That was fast.
A few weeks ago, I asked, “How do we hold onto hope?”
I got my answer the same day.
I was praying in the chapel of one of the schools we do ministry in. It was time for morning prayers, which are done over the intercom. Each morning the principal offers a little reflection on the day’s gospel. The gospel reading that day was Luke 24:13-35, the appearance of our Resurrected Lord to the disciples on the Road to Emmaus. As the principal spoke, she said these words: “When we are too focused on ourselves, we can miss how close Jesus is to us, and miss the hope and joy he wants to give us.”
Preach it, sister.
This is how we hold on to hope. Move outside of ourselves and focus on others. Take a minute to stop complaining about all the things that are hard or difficult, and notice instead where and how the Lord is walking right next to us, eager to give us hope and life.
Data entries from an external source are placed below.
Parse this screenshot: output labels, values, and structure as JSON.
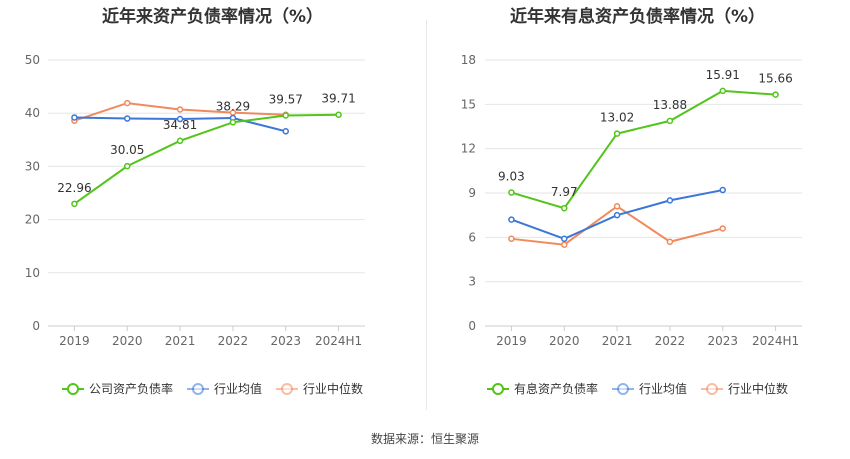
{
  "source": "数据来源：恒生聚源",
  "chart_data": [
    {
      "type": "line",
      "title": "近年来资产负债率情况（%）",
      "categories": [
        "2019",
        "2020",
        "2021",
        "2022",
        "2023",
        "2024H1"
      ],
      "ylim": [
        0,
        50
      ],
      "yticks": [
        0,
        10,
        20,
        30,
        40,
        50
      ],
      "grid": true,
      "legend_position": "bottom",
      "series": [
        {
          "name": "公司资产负债率",
          "color": "#52c41a",
          "values": [
            22.96,
            30.05,
            34.81,
            38.29,
            39.57,
            39.71
          ],
          "labels": [
            "22.96",
            "30.05",
            "34.81",
            "38.29",
            "39.57",
            "39.71"
          ]
        },
        {
          "name": "行业均值",
          "color": "#3a77d9",
          "values": [
            39.2,
            39.0,
            38.9,
            39.1,
            36.6,
            null
          ]
        },
        {
          "name": "行业中位数",
          "color": "#f08a5d",
          "values": [
            38.6,
            41.9,
            40.7,
            40.1,
            39.7,
            null
          ]
        }
      ]
    },
    {
      "type": "line",
      "title": "近年来有息资产负债率情况（%）",
      "categories": [
        "2019",
        "2020",
        "2021",
        "2022",
        "2023",
        "2024H1"
      ],
      "ylim": [
        0,
        18
      ],
      "yticks": [
        0,
        3,
        6,
        9,
        12,
        15,
        18
      ],
      "grid": true,
      "legend_position": "bottom",
      "series": [
        {
          "name": "有息资产负债率",
          "color": "#52c41a",
          "values": [
            9.03,
            7.97,
            13.02,
            13.88,
            15.91,
            15.66
          ],
          "labels": [
            "9.03",
            "7.97",
            "13.02",
            "13.88",
            "15.91",
            "15.66"
          ]
        },
        {
          "name": "行业均值",
          "color": "#3a77d9",
          "values": [
            7.2,
            5.9,
            7.5,
            8.5,
            9.2,
            null
          ]
        },
        {
          "name": "行业中位数",
          "color": "#f08a5d",
          "values": [
            5.9,
            5.5,
            8.1,
            5.7,
            6.6,
            null
          ]
        }
      ]
    }
  ]
}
How often, though, in an attempt to prevent disappointment, do we choose hopelessness? We hear it all the time: “Don’t get your hopes up.” That’s really code for “Don’t dare to hope that things can be different.” We are like Ahaz, the ancient king of Judah, who, in the face of the huge Assyrian army is told to ask the Lord for a sign. Not just any sign, y’all, but one “deep as Sheol, or high as the sky” (Is 7:11). God wants Ahaz to hope, to pray big, to give Him a chance to show off His might and power and love.
Ahaz responds with the ancient equivalent of “Thanks, but no thanks. I won’t get my hopes up.” He says, “‘I will not ask! I will not tempt the Lord!’” (Is 7:12) The handy footnotes in my bible say “Ahaz prefers to depend upon the might of Assyria rather than the might of God.” In other words, he prefers to depend on the power of what he can see, the impending invasion of the mighty Assyrian army, vastly stronger than Judah, than on the might of God. He prefers to remain in a sad trap of hopelessness rather than give life to even the smallest seed of hope that God can do anything.
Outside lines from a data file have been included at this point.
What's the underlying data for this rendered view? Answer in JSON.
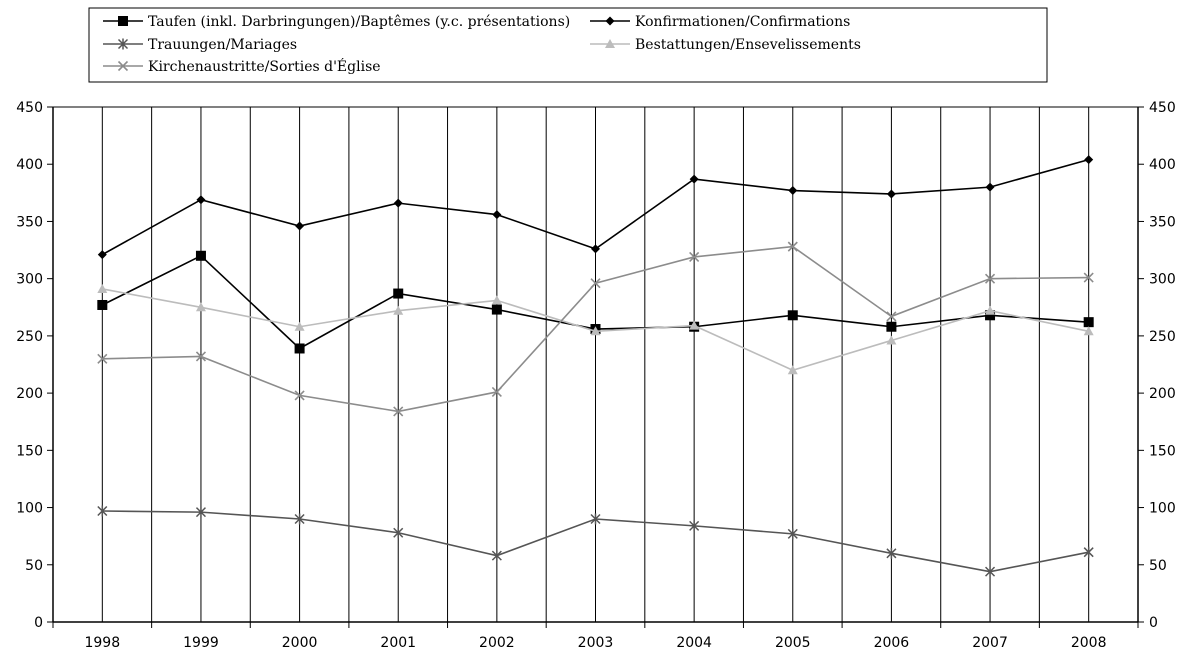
{
  "chart_data": {
    "type": "line",
    "categories": [
      "1998",
      "1999",
      "2000",
      "2001",
      "2002",
      "2003",
      "2004",
      "2005",
      "2006",
      "2007",
      "2008"
    ],
    "ylim": [
      0,
      450
    ],
    "y_ticks": [
      "0",
      "50",
      "100",
      "150",
      "200",
      "250",
      "300",
      "350",
      "400",
      "450"
    ],
    "grid": "vertical lines between and on categories",
    "legend_position": "top",
    "series": [
      {
        "name": "Taufen (inkl. Darbringungen)/Baptêmes (y.c. présentations)",
        "marker": "square",
        "color": "#000000",
        "values": [
          277,
          320,
          239,
          287,
          273,
          256,
          258,
          268,
          258,
          268,
          262
        ]
      },
      {
        "name": "Konfirmationen/Confirmations",
        "marker": "diamond",
        "color": "#000000",
        "values": [
          321,
          369,
          346,
          366,
          356,
          326,
          387,
          377,
          374,
          380,
          404
        ]
      },
      {
        "name": "Trauungen/Mariages",
        "marker": "asterisk",
        "color": "#555555",
        "values": [
          97,
          96,
          90,
          78,
          58,
          90,
          84,
          77,
          60,
          44,
          61
        ]
      },
      {
        "name": "Bestattungen/Ensevelissements",
        "marker": "triangle",
        "color": "#bcbcbc",
        "values": [
          291,
          275,
          258,
          272,
          281,
          254,
          259,
          220,
          246,
          272,
          254
        ]
      },
      {
        "name": "Kirchenaustritte/Sorties d'Église",
        "marker": "cross",
        "color": "#8c8c8c",
        "values": [
          230,
          232,
          198,
          184,
          201,
          296,
          319,
          328,
          267,
          300,
          301
        ]
      }
    ]
  }
}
Let me claim it for a second. I am Ahaz.
I prefer to trust the things I can see; the circumstances in my life I wish would change, but don’t believe will; the things I lack rather than the things that could be; what God isn’t doing rather than ask him to do big things and trust that he will.
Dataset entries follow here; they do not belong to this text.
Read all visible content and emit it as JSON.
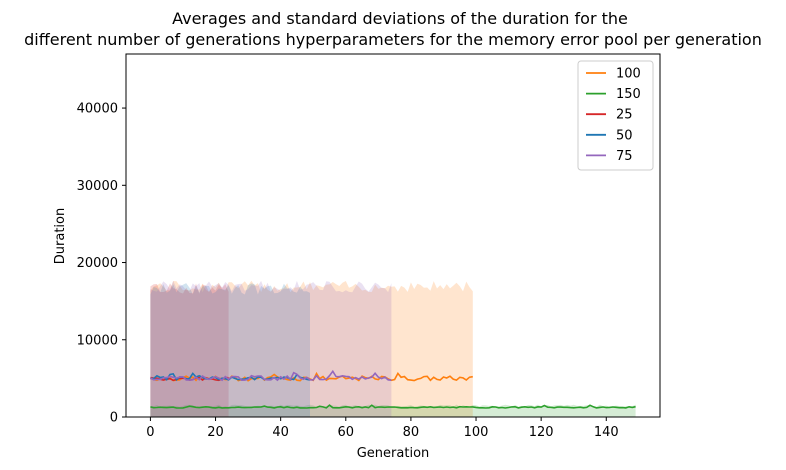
{
  "chart_data": {
    "type": "line",
    "title_lines": [
      "Averages and standard deviations of the duration for the",
      "different number of generations hyperparameters for the memory error pool per generation"
    ],
    "xlabel": "Generation",
    "ylabel": "Duration",
    "xlim": [
      -7.5,
      156.5
    ],
    "ylim": [
      0,
      47000
    ],
    "xticks": [
      0,
      20,
      40,
      60,
      80,
      100,
      120,
      140
    ],
    "yticks": [
      0,
      10000,
      20000,
      30000,
      40000
    ],
    "grid": false,
    "legend_position": "top-right",
    "series": [
      {
        "name": "100",
        "color": "#ff7f0e",
        "length": 100,
        "mean": 5000,
        "std_upper": 16600,
        "noise": 300
      },
      {
        "name": "150",
        "color": "#2ca02c",
        "length": 150,
        "mean": 1250,
        "std_upper": 1400,
        "noise": 80
      },
      {
        "name": "25",
        "color": "#d62728",
        "length": 25,
        "mean": 4950,
        "std_upper": 16300,
        "noise": 200
      },
      {
        "name": "50",
        "color": "#1f77b4",
        "length": 50,
        "mean": 5000,
        "std_upper": 16300,
        "noise": 200
      },
      {
        "name": "75",
        "color": "#9467bd",
        "length": 75,
        "mean": 5050,
        "std_upper": 16600,
        "noise": 300
      }
    ]
  }
}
I do not advocate for senseless hopefulness. I’m not telling you to ignore reality or live in a dream world where all your hopes and dreams come true. Sometimes they don’t. And false hope is the hope we place in ourselves, our circumstances, or the other broken humans that inhabit this planet with us. Ain’t nobody got time for that.
I do support real hope, which is found in God–Father, Son, and Holy Spirit.
God can do anything. We just have to look up long enough to see him offer us new life.